Endothelial Cell Cultivation
Endothelial cells were isolated from human umbilical veins and characterized as described.⁴⁰ Human aortic endothelial cells were purchased from PromoCell (see expanded Materials and Methods for details).

Generation of Recombinant Adenoviruses (rAd)
Expression plasmid encoding an active PI3K mutant (pEF-BOS-rCD2-p110) was generously provided by D.A. Cantrell (Imperial Cancer Research Fund, London, UK), the plasmids encoding an active RhoA (pcDNA3.1-Rho63L) and a dominant-negative RhoA (pcDNA3.1-Rho19L) were kindly provided by J.J. Baldassare (Saint Louis University School of Medicine, St. Louis Mo), and pCMV constructs encoding a hemagglutinin (HA) epitope–tagged active Akt (pCMV-m/p-HA-Akt) and negative Akt (pCMV-HA-Akt-KA) were from B. Hemmings (FMI Institute, Basel, Switzerland). Generation of recombinant adenovirus expressing the mutants was carried out as described⁴⁰ (see expanded Materials and Methods for details).
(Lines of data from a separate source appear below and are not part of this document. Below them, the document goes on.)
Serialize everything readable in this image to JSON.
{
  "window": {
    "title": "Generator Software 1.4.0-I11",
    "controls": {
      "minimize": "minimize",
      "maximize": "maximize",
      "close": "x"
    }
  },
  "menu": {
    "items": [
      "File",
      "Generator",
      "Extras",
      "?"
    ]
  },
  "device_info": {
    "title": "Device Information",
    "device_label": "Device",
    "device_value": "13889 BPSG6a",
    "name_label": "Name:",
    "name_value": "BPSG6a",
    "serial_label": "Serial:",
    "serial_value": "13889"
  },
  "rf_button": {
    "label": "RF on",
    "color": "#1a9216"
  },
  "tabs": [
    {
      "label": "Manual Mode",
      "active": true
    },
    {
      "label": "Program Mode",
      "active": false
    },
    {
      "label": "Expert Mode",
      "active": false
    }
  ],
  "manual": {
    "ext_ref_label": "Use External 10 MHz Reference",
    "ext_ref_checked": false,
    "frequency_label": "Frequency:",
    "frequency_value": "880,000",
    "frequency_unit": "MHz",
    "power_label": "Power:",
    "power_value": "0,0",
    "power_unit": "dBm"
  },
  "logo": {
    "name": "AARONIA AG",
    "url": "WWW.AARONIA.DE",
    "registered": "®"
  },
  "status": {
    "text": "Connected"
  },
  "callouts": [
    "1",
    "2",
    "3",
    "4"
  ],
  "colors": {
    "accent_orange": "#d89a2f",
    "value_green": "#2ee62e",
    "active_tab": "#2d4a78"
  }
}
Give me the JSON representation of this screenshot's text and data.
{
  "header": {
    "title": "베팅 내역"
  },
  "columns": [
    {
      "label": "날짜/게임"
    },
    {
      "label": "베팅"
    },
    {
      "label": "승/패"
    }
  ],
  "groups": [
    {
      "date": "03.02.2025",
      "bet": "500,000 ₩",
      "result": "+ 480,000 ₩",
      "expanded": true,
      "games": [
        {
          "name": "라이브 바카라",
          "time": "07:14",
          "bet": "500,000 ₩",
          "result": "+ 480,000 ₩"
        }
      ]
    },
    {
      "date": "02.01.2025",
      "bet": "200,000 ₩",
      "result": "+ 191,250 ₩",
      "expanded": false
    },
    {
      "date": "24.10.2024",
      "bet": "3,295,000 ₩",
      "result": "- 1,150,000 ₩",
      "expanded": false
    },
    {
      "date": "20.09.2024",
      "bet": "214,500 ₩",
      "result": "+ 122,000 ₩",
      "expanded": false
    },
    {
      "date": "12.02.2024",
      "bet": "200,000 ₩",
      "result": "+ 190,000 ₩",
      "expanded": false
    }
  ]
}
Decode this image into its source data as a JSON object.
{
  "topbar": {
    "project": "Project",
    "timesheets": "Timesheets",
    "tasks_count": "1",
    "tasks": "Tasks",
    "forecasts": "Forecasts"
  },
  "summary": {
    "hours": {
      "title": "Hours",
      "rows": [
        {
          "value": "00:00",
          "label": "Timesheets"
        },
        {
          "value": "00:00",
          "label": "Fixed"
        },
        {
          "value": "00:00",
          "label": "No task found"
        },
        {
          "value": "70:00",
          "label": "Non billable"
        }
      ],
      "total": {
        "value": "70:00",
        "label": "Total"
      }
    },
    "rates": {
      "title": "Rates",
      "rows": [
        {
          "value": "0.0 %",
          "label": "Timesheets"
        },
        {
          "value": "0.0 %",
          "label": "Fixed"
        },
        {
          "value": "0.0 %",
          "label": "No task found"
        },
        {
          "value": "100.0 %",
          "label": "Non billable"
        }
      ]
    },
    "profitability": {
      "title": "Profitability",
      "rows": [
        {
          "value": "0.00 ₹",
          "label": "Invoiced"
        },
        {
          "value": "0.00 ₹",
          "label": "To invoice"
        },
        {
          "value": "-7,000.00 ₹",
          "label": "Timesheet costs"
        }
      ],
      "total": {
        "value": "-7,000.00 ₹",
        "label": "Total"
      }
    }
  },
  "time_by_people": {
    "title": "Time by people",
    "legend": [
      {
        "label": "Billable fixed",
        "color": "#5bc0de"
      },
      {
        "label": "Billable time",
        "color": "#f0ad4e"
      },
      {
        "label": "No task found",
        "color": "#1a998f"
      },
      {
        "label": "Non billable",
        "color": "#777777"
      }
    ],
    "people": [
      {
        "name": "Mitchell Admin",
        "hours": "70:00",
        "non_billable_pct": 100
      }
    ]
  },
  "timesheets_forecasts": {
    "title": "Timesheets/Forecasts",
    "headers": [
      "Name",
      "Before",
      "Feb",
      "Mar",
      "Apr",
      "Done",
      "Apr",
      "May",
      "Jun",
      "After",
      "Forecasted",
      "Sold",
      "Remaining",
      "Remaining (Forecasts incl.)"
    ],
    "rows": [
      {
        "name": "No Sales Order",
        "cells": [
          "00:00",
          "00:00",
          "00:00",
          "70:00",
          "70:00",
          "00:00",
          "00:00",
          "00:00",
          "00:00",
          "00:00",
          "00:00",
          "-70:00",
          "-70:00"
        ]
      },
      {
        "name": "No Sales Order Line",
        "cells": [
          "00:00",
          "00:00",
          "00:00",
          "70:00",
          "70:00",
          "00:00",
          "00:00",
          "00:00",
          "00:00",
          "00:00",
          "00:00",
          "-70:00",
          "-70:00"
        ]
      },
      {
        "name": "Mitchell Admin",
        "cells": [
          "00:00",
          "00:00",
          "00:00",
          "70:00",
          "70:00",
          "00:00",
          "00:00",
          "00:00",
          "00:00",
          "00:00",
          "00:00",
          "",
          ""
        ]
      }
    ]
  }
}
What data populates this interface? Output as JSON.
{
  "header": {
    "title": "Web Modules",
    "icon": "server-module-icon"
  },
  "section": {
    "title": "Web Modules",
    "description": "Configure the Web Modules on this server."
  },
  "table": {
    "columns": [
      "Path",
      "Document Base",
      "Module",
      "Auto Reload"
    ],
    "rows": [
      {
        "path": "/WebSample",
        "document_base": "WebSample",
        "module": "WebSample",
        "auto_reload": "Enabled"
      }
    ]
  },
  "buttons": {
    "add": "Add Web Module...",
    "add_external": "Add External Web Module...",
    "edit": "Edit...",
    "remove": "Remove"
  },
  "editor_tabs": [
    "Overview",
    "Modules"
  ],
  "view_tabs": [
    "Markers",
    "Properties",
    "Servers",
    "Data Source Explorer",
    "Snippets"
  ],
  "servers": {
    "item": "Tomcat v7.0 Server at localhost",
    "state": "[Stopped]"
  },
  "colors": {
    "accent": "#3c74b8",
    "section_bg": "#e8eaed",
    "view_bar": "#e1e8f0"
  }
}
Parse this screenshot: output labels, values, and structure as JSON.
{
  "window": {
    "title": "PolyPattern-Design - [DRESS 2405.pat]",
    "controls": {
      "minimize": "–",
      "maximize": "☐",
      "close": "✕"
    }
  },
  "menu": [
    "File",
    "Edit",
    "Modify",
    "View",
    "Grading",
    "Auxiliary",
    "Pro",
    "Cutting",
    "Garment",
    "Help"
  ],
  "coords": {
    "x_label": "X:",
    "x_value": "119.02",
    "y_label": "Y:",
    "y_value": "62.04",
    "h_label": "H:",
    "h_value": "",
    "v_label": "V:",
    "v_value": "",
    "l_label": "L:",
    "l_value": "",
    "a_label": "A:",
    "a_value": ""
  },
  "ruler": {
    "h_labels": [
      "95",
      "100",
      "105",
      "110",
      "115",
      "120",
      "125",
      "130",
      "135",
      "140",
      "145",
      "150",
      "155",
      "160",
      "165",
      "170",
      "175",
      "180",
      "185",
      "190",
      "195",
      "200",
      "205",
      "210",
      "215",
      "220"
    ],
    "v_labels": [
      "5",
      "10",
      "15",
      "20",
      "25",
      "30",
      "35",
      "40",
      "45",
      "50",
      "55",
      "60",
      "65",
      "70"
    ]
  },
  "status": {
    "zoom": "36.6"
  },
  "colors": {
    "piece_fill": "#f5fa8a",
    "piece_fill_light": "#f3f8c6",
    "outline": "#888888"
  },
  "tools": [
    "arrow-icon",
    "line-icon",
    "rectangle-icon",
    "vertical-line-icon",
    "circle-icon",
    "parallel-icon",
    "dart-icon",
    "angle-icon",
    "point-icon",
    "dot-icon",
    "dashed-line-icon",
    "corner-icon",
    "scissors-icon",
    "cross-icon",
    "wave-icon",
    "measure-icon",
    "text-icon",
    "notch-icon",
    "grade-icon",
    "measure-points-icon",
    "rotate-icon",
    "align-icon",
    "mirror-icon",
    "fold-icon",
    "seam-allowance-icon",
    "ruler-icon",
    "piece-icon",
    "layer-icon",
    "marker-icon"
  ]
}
Adenoviral Infection and Transgene Expression
Adenoviral infection of human umbilical vein endothelial cells (HUVECs) was performed as previously described.⁴⁰ The transgene expression of LacZ, Rho63, Rho19, m/p-Akt, Akt-KA, and rCD2-p110 was analyzed by immunoblotting using either anti-HA or anti-CD2 antibodies.

TF Expression
To study whether rHDL inhibits thrombin-induced TF expression involving activation of PI3K/Akt/eNOS pathway, quiescent cells were preincubated with wortmannin, LY294002, or L-NAME at the indicated concentrations for 60 minutes before treatments with rHDL followed by thrombin stimulation. Appropriate vehicles were added to the unstimulated control cells. In another series of experiments, cells expressing the active PI3K mutant (rCD2-p110) or the active (m/p) and negative (KA) Akt mutant were prepared as described in the previous section, and stimulated with thrombin (4 U/mL, 4 hours) in the presence or absence of rHDL to analyze the effect of PI3K and Akt on TF expression. Cell extracts were prepared by lysing cells in extraction buffer as previously described.⁴⁰ Extracts (30 µg) were subjected to SDS-PAGE, and immunoblotting for detection of TF expression was then performed. Quantification of the signals was performed using NIH Image 1.62 software. Ponceau S staining or tubulin protein levels were used to ensure equal protein loading.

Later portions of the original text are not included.